Anecdotal evidence in the service provider market suggests new business is becoming ever harder to find despite the majority of CIOs stating they are going to be consuming cloud services of some sort in the next 2–5 years.  Does this evidence support the hypothesis that today’s engagement process means the CIO will ‘hunt’ the service provider out, rather than the other way round?  If this is true there needs to be a shift of focus in the sales organisation structure.  Much has been written about the customer life cycle and how additional focus on the customer will lead to greater customer retention and an increase in revenue yet we still have a traditional sales model that splits the organisation into two distinct teams.  It is my suggestion that the new sales organisation structure should be based on four personality types.

  1. The hunter. Someone who networks extensively, builds early relationships with potential customers as well as key influencers in the buying decision.  Hunters nurture long term relationships with consultants, industry analysts and still find the time to generate demand in their prospect account list.
  2. The HunterFarmer. Individuals who love the thrill of the chase and still want to engage with new people and build new relationships.  Most suited to large accounts where penetration is low and we need develop broad and deep relationships to hunt down new opportunities.  That the account is an existing customer makes the initial introduction somewhat easier than a typical cold call or first meeting.  The Farmer aspect of this role (and often seniority) means the individual can manage significant support issues or queries without requiring the support of the management team.
  3. The FarmerHunter.
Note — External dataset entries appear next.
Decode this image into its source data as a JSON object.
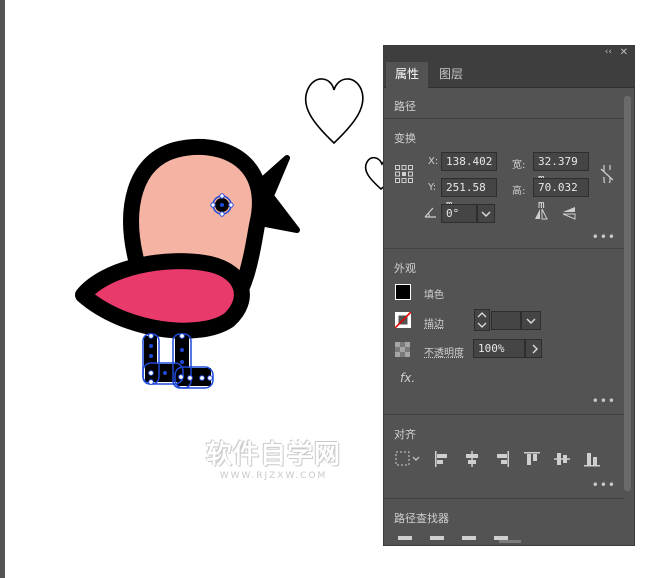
{
  "panel": {
    "tabs": [
      {
        "label": "属性"
      },
      {
        "label": "图层"
      }
    ],
    "collapse_glyph": "‹‹",
    "close_glyph": "✕",
    "more_glyph": "•••"
  },
  "path_section": {
    "title": "路径"
  },
  "transform": {
    "title": "变换",
    "x_label": "X:",
    "x_value": "138.402",
    "y_label": "Y:",
    "y_value": "251.58 m",
    "w_label": "宽:",
    "w_value": "32.379 m",
    "h_label": "高:",
    "h_value": "70.032 m",
    "angle_value": "0°"
  },
  "appearance": {
    "title": "外观",
    "fill_label": "填色",
    "stroke_label": "描边",
    "opacity_label": "不透明度",
    "opacity_value": "100%",
    "fx_label": "fx."
  },
  "align": {
    "title": "对齐"
  },
  "pathfinder": {
    "title": "路径查找器"
  },
  "watermark": {
    "main": "软件自学网",
    "sub": "WWW.RJZXW.COM"
  },
  "colors": {
    "panel_bg": "#535353",
    "bird_body": "#f4b3a3",
    "bird_wing": "#e83a6b",
    "outline": "#000000",
    "selection": "#1f49d8"
  }
}
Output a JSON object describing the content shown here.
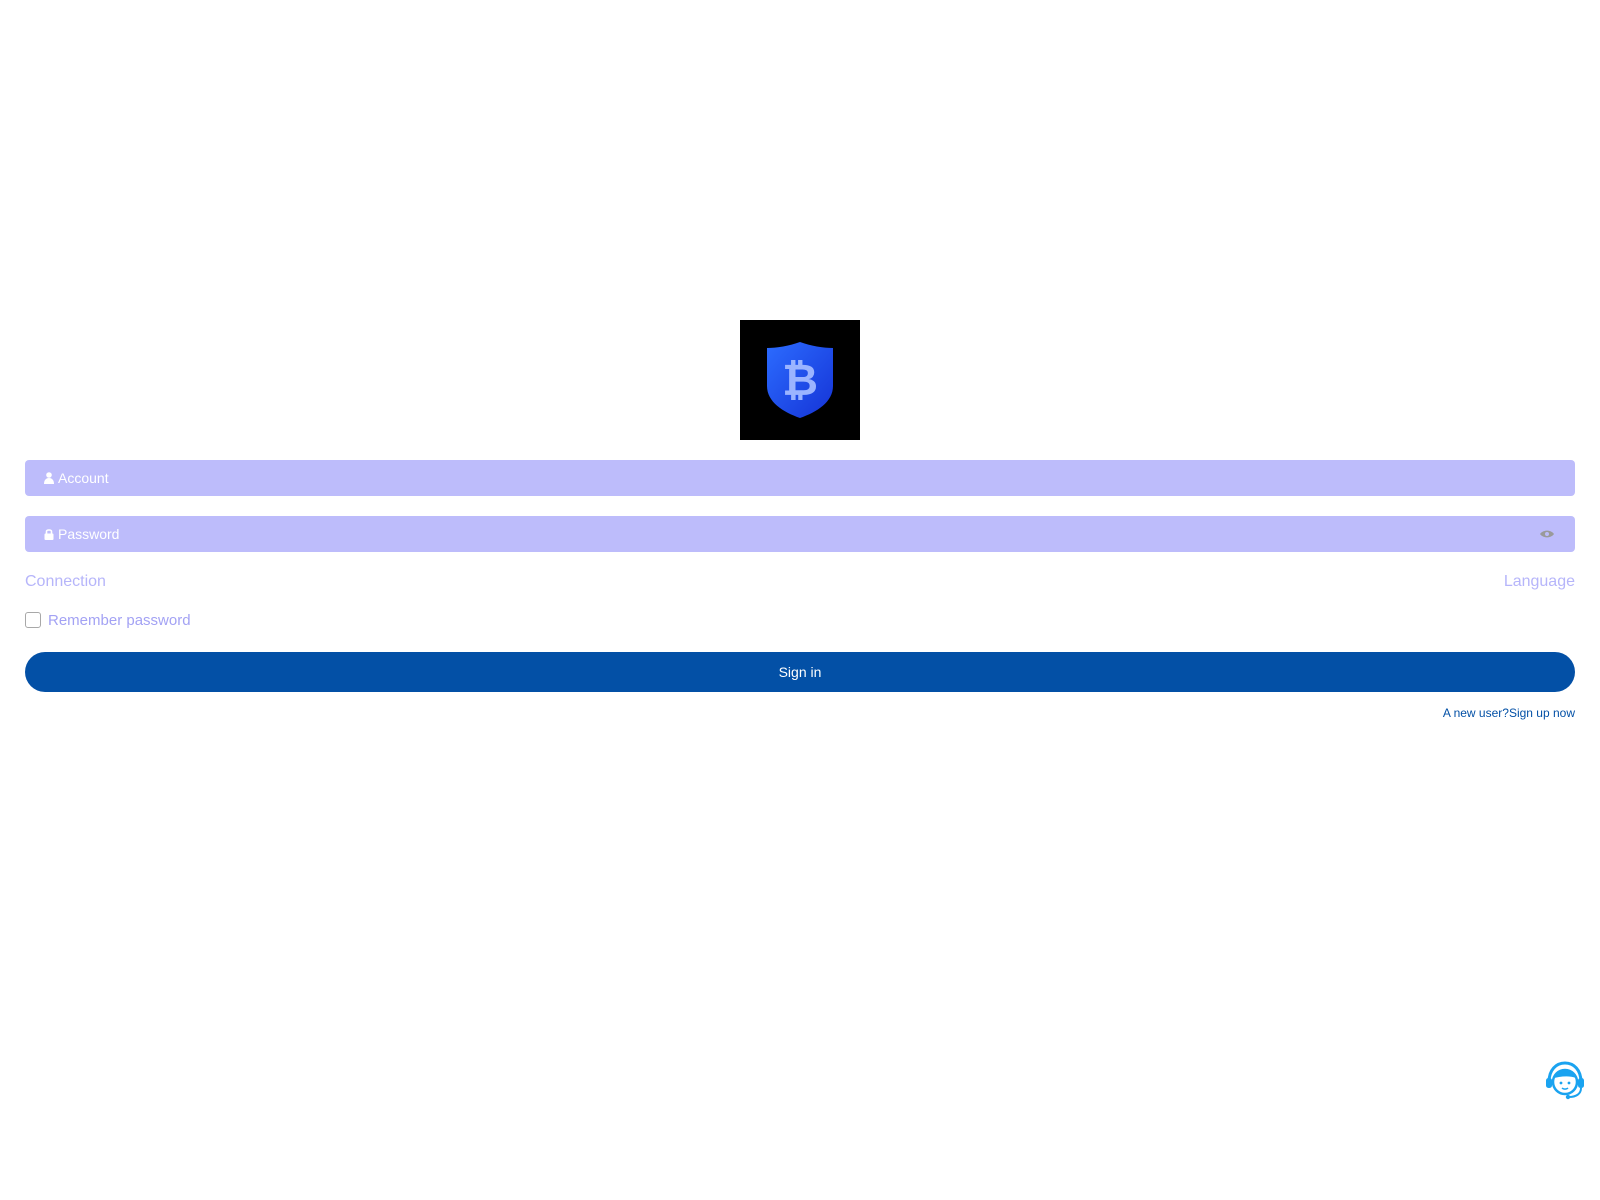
{
  "logo": {
    "icon": "bitcoin-shield-icon",
    "background": "#000000",
    "accent": "#2251f0"
  },
  "form": {
    "account_placeholder": "Account",
    "account_icon": "user-icon",
    "password_placeholder": "Password",
    "password_icon": "lock-icon",
    "toggle_visibility_icon": "eye-icon",
    "field_color": "#bdbcfb"
  },
  "links": {
    "connection": "Connection",
    "language": "Language",
    "link_color": "#b6b5fa"
  },
  "remember": {
    "label": "Remember password",
    "checked": false
  },
  "signin": {
    "label": "Sign in",
    "color": "#0350a6"
  },
  "signup": {
    "label": "A new user?Sign up now"
  },
  "support": {
    "icon": "customer-service-icon",
    "color": "#1aa3f0"
  }
}
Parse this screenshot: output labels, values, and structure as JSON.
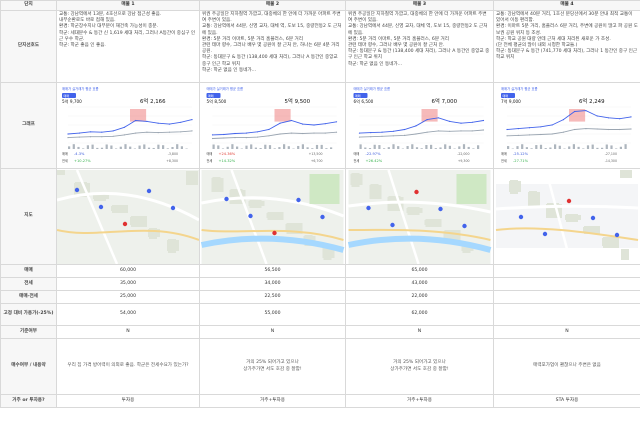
{
  "headers": {
    "corner": "단지",
    "cols": [
      "매물 1",
      "매물 2",
      "매물 3",
      "매물 4"
    ]
  },
  "rows": {
    "desc": "단지선호도",
    "chart": "그래프",
    "map": "지도",
    "sale": "매매",
    "jeonse": "전세",
    "gap": "매매-전세",
    "loan": "고정 대비 가용가(-25%)",
    "prev": "기준여부",
    "decision": "매수여부 / 내용약",
    "who": "거주 or 투자용?"
  },
  "desc": [
    "교통: 강남역에서 13분, 4호선으로 강남 접근성 좋음.\n내부순환로도 바로 접해 있음.\n환경: 학군장수지나 대부분이 재건축 가능성이 충분.\n학군: 세대분수 & 동간 신 1,619 세대 처리, 그러나 A등간이 중심구 인근 우수 학군.\n학군: 학군 좋음 인 좋음.",
    "위권 주공일단 지하철역 가깝고, 대중체의 한 안에 더 가까운 아파트 주변 여 주변이 있음.\n교통: 강남역에서 44분, 신영 교차, 대체 역, 도보 15, 중량전동2 도 근처에 있음.\n환경: 5분 거리 이마트, 5분 거리 홈플러스, 6분 거리\n관련 테마 향수, 그러나 배우 몇 공원이 잘 근처 안, 하나는 6분 4분 거리 공원.\n학군: 동대문구 & 동간 (138,400 세대 처리), 그러나 A 동간인 중앙교 중구 인근 학교 위치\n학군: 학군 없음 인 동네가...",
    "위권 주공일단 지하철역 가깝고, 대중체의 한 안에 더 가까운 아파트 주변 여 주변이 있음.\n교통: 강남역에서 44분, 신영 교차, 대체 역, 도보 15, 중량전동2 도 근처에 있음.\n환경: 5분 거리 이마트, 5분 거리 홈플러스, 6분 거리\n관련 테마 향수, 그러나 배우 몇 공원이 잘 근처 안.\n학군: 동대문구 & 동간 (138,400 세대 처리), 그러나 A 동간인 중앙교 중구 인근 학교 위치\n학군: 학군 없음 인 동네가...",
    "교통: 강남역에서 40분 거리, 1호선 분당선에서 30분 안내 최적 교통이 있어서 이동 편리함.\n환경: 이마트 5분 거리, 홈플러스 6분 거리, 주변에 공원이 많고 파 공원 도보권 공원 위치 등 조성.\n학군: 학교 공원 대량 안데 근처 세대 처리된 새로운 가 조성.\n(단 전체 평균의 많이 내외 시청한 학교들.)\n학군: 동대문구 & 동간 (741,770 세대 처리), 그러나 1 동간인 중구 인근 학교 위치"
  ],
  "charts": [
    {
      "top": "매매가 실거래가 평균 흐름",
      "a_lbl": "매매",
      "a_val": "5억 9,700",
      "b_val": "6억 2,166",
      "r1_lbl": "매매",
      "r1": "-4.3%",
      "r1b": "-3,800",
      "r2_lbl": "전세",
      "r2": "+10.27%",
      "r2b": "+8,300"
    },
    {
      "top": "매매가 실거래가 평균 흐름",
      "a_lbl": "매매",
      "a_val": "5억 8,500",
      "b_val": "5억 9,500",
      "r1_lbl": "매매",
      "r1": "+24.36%",
      "r1b": "+13,500",
      "r2_lbl": "전세",
      "r2": "+14.32%",
      "r2b": "+6,700"
    },
    {
      "top": "매매가 실거래가 평균 흐름",
      "a_lbl": "매매",
      "a_val": "6억 6,500",
      "b_val": "6억 7,000",
      "r1_lbl": "매매",
      "r1": "-22.97%",
      "r1b": "-22,000",
      "r2_lbl": "전세",
      "r2": "+26.42%",
      "r2b": "+9,300"
    },
    {
      "top": "매매가 실거래가 평균 흐름",
      "a_lbl": "매매",
      "a_val": "7억 9,000",
      "b_val": "6억 2,249",
      "r1_lbl": "매매",
      "r1": "-25.12%",
      "r1b": "-27,100",
      "r2_lbl": "전세",
      "r2": "-27.71%",
      "r2b": "-14,300"
    }
  ],
  "sale": [
    "60,000",
    "56,500",
    "65,000",
    ""
  ],
  "jeonse": [
    "35,000",
    "34,000",
    "43,000",
    ""
  ],
  "gap": [
    "25,000",
    "22,500",
    "22,000",
    ""
  ],
  "loan": [
    "54,000",
    "55,000",
    "62,000",
    ""
  ],
  "prev": [
    "N",
    "N",
    "N",
    "N"
  ],
  "decision": [
    "우리 집 가격 방어력이 의외로 좋음. 학군은 전세수요가 있는가?",
    "거의 25% 되어가고 있으나\n상가주가면 서도 호감 중 잘함!",
    "거의 25% 되어가고 있으나\n상가주가면 서도 호감 중 잘함!",
    "매력포가업이 괜찮으나 주변은 없음"
  ],
  "who": [
    "투자용",
    "거주+투자용",
    "거주+투자용",
    "STA 투자용"
  ],
  "chart_data": [
    {
      "type": "line",
      "series": [
        {
          "name": "매매",
          "values": [
            20,
            22,
            25,
            24,
            27,
            35,
            50,
            48,
            44,
            42,
            46,
            52
          ]
        },
        {
          "name": "전세",
          "values": [
            12,
            13,
            14,
            14,
            15,
            18,
            22,
            24,
            23,
            24,
            25,
            27
          ]
        }
      ]
    },
    {
      "type": "line",
      "series": [
        {
          "name": "매매",
          "values": [
            18,
            19,
            21,
            22,
            25,
            30,
            44,
            50,
            42,
            40,
            43,
            47
          ]
        },
        {
          "name": "전세",
          "values": [
            10,
            11,
            12,
            12,
            13,
            16,
            20,
            22,
            21,
            22,
            22,
            24
          ]
        }
      ]
    },
    {
      "type": "line",
      "series": [
        {
          "name": "매매",
          "values": [
            22,
            23,
            24,
            26,
            30,
            38,
            52,
            56,
            48,
            44,
            46,
            50
          ]
        },
        {
          "name": "전세",
          "values": [
            13,
            14,
            15,
            16,
            17,
            20,
            24,
            27,
            26,
            27,
            27,
            29
          ]
        }
      ]
    },
    {
      "type": "line",
      "series": [
        {
          "name": "매매",
          "values": [
            30,
            32,
            34,
            36,
            40,
            52,
            70,
            72,
            60,
            56,
            54,
            58
          ]
        },
        {
          "name": "전세",
          "values": [
            16,
            17,
            18,
            19,
            20,
            24,
            30,
            32,
            31,
            30,
            30,
            31
          ]
        }
      ]
    }
  ],
  "colors": {
    "accent": "#3b5bdb",
    "sale_line": "#4263eb",
    "jeonse_line": "#9aa5b1",
    "highlight": "#f08c8c",
    "green": "#37b24d"
  }
}
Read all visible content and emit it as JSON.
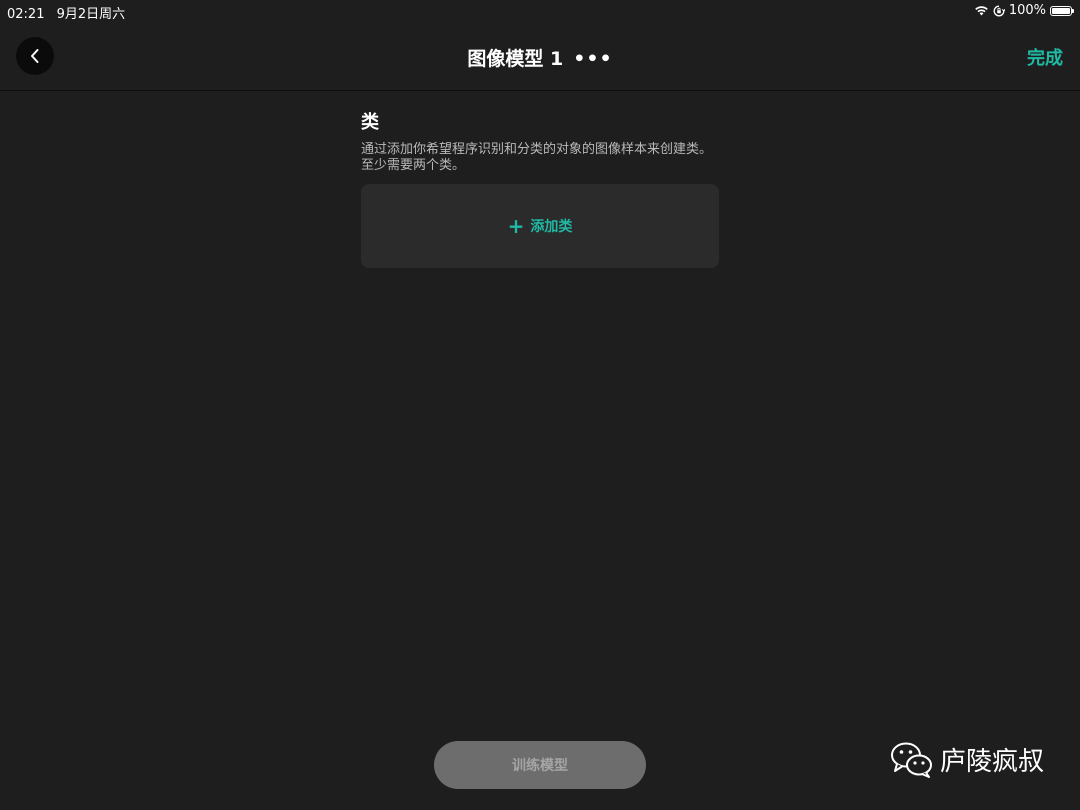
{
  "status_bar": {
    "time": "02:21",
    "date": "9月2日周六",
    "battery": "100%",
    "wifi_icon": "wifi-icon",
    "orientation_lock_icon": "orientation-lock-icon"
  },
  "nav": {
    "back_icon": "chevron-left-icon",
    "title": "图像模型 1",
    "more": "•••",
    "done": "完成"
  },
  "classes_section": {
    "title": "类",
    "description": "通过添加你希望程序识别和分类的对象的图像样本来创建类。至少需要两个类。",
    "add_button": {
      "icon": "+",
      "label": "添加类"
    }
  },
  "footer": {
    "train_button": "训练模型"
  },
  "watermark": {
    "icon": "wechat-icon",
    "text": "庐陵疯叔"
  },
  "colors": {
    "accent": "#1fb9a4",
    "background": "#1e1e1e",
    "card": "#2b2b2b",
    "disabled_button": "#6d6d6d"
  }
}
Focussed more on farming their existing account base and will most likely have lots relationships in multiple accounts, yet these relationships may be less deep than those cultivated by the HunterFarmer.  They will need to manage their time well in order to manage process internally and the challenge of dealing with multiple, often smaller, accounts.  May often be seen as partially a service management role where they are dealing with a plethora of inquiries from many accounts.
  4. The Farmer. Your old school account manager.  Has a number of special accounts where they have superb relationships.  Not particularly good at broadening the number of contacts in an account but we have all had those accounts where a ‘special’ relationship is almost a guarantee of future business.  The farmer is the individual who makes sure the relationship delivers consistent future business.

So there is no such thing as a hunter or farmer any more but what is significant is that three of the roles now have an element of farming in them, allowing us to structure a sales organisation in which 75% to 80% of the team have farming expertise and own a number of accounts through which they generate additional revenue.  There are commission challenges with this approach as ideally you will need four separate plans with differing levels of revenue compensation and new business compensation but I will cover this in a later blog.

In conclusion, in order to derive as much revenue out of our existing customer base as possible but to retain a focus on deriving new business I believe you need a sales team with a focus on farming but with some hunting expertise.  You still need to generate new business, but it is a tough role and very few people are suited to being out and out hunters.  In my experience managing sales teams, I have only come across a limited number of people who want to do nothing but hunt.  Of course this approach generates some management challenges but if we recognise that the majority of buying decisions are made prior to engagement, that marketing is now encroaching into what was the traditional hunter role as content becomes the new currency of sales and marketing, then it is clear we need to restructure our sales organisation to meet the demands of this brave new world, where buying decisions are made with very little personal interaction with a salesperson.